Gold prices steadied on Monday as the dollar gave up some gains, while cautious traders held off big bets ahead of the Federal Reserve's interest rate hike decision later this week.

Spot gold was little changed at $1,989.06 per ounce by 1204 GMT after hitting a session low of $1,976.89. U.S. gold futures shed 0.1% to $1,997.20.

The dollar index retreated slightly, reducing some pressure on bullion.

The Federal Open Market Committee (FOMC) will meet on May 2-3, and investors largely expect a 25 basis-point interest rate hike.

"Spot gold has been finding support around the upper-$1,900 levels as markets are unwilling to abandon hope that Fed rate cuts are in store later this year," Han Tan, chief market analyst at Exinity, said.

Should the Fed confirm a pause in rate hikes, that should be the catalyst for bullion's return back above the $2,000 level, Tan added.

Although bullion is known as an inflation hedge, rising rates tend to dull the zero-yielding asset's appeal.

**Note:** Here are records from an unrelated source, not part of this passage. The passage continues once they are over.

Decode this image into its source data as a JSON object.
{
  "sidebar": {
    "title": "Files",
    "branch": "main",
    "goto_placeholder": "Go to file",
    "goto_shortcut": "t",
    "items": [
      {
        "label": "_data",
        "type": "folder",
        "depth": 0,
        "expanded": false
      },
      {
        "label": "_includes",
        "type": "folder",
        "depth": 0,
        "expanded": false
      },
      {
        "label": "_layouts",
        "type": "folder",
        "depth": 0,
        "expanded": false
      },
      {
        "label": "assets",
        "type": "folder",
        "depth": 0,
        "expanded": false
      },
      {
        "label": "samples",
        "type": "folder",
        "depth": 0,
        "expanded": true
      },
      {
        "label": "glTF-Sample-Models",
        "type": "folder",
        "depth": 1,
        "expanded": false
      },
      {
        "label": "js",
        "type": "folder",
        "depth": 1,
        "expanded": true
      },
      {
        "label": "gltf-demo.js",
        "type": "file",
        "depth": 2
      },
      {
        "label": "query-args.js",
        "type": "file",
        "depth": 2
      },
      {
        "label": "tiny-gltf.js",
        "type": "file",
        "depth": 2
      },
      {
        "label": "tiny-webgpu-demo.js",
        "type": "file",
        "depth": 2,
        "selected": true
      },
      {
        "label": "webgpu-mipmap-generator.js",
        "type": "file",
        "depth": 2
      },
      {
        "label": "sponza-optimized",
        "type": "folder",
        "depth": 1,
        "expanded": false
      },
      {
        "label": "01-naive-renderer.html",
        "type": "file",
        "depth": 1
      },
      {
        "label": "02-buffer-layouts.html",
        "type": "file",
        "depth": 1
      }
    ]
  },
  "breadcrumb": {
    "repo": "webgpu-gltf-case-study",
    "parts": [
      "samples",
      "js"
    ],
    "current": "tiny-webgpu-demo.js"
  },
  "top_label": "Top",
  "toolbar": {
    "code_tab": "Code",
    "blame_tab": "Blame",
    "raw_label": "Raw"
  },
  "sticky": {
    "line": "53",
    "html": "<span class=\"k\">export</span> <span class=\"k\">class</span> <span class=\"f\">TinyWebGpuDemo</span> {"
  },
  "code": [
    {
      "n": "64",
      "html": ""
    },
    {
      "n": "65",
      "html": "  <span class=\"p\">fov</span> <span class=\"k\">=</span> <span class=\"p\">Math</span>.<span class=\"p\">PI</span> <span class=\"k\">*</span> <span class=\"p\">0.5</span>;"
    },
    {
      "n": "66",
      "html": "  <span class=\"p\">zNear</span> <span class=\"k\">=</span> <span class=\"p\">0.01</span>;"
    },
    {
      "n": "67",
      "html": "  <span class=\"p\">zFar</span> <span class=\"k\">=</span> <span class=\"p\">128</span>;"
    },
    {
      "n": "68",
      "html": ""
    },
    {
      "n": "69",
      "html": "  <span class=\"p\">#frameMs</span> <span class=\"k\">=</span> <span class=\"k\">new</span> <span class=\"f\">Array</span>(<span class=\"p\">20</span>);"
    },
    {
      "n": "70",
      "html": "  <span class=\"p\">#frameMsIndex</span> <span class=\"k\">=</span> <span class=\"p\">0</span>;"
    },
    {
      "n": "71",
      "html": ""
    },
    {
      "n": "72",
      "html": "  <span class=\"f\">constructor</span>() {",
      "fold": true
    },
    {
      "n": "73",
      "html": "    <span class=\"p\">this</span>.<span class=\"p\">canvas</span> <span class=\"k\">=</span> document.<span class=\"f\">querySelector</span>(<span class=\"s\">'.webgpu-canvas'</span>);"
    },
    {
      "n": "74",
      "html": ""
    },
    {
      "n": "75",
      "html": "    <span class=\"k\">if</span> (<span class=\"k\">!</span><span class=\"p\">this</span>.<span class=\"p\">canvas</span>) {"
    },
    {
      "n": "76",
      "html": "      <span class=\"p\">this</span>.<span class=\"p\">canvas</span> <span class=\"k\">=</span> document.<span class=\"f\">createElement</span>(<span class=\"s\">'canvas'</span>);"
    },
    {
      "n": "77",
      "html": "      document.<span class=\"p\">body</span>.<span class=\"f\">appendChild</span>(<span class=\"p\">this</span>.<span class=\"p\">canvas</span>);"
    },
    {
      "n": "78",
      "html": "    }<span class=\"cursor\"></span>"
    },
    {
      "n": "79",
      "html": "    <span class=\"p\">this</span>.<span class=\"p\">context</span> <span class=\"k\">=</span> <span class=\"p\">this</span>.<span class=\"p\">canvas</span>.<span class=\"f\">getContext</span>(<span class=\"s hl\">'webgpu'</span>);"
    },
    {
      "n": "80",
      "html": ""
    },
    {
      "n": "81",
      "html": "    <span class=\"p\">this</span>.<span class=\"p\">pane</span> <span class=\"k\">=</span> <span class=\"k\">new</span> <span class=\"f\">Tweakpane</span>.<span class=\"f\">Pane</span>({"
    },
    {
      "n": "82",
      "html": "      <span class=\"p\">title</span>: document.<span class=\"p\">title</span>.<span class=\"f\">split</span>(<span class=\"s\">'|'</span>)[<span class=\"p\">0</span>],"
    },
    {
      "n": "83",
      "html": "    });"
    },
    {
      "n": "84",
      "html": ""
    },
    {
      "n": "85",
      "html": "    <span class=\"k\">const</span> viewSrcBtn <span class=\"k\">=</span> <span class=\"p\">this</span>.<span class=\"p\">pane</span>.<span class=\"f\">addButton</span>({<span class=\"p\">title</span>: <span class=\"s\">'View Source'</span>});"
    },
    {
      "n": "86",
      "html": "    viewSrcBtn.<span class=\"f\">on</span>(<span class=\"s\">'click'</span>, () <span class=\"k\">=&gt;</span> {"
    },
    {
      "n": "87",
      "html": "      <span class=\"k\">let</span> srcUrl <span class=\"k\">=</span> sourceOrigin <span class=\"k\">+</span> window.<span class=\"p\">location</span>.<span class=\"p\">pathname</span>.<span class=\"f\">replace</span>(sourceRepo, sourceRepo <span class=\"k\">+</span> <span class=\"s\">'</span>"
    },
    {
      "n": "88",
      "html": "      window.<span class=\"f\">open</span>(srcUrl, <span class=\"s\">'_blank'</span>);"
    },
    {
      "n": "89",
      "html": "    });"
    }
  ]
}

Investors also took stock of JPMorgan Chase & Co.'s announcement it had acquired a substantial majority of assets and assumed certain liabilities of First Republic Bank.

Gold prices rose more than 1% in April as concerns over turmoil in the U.S. banking sector enhanced its safe-haven appeal for investors.

"(However) if the Fed comes out unexpectedly hawkish, then it won't bode well for gold," said Ilya Spivak, head of global macro at Tastylive.

On the physical front, India's gold imports from the UAE could increase with better use of a trade deal between the two countries, India's Trade Secretary Sunil Barthwal told an event on Monday.

Spot silver rose 1% to $25.29, platinum gained 0.5% to $1,079.19, while palladium was little changed at $1,500.48.

Many Asian and Europe markets were closed on Monday for the May Day holiday.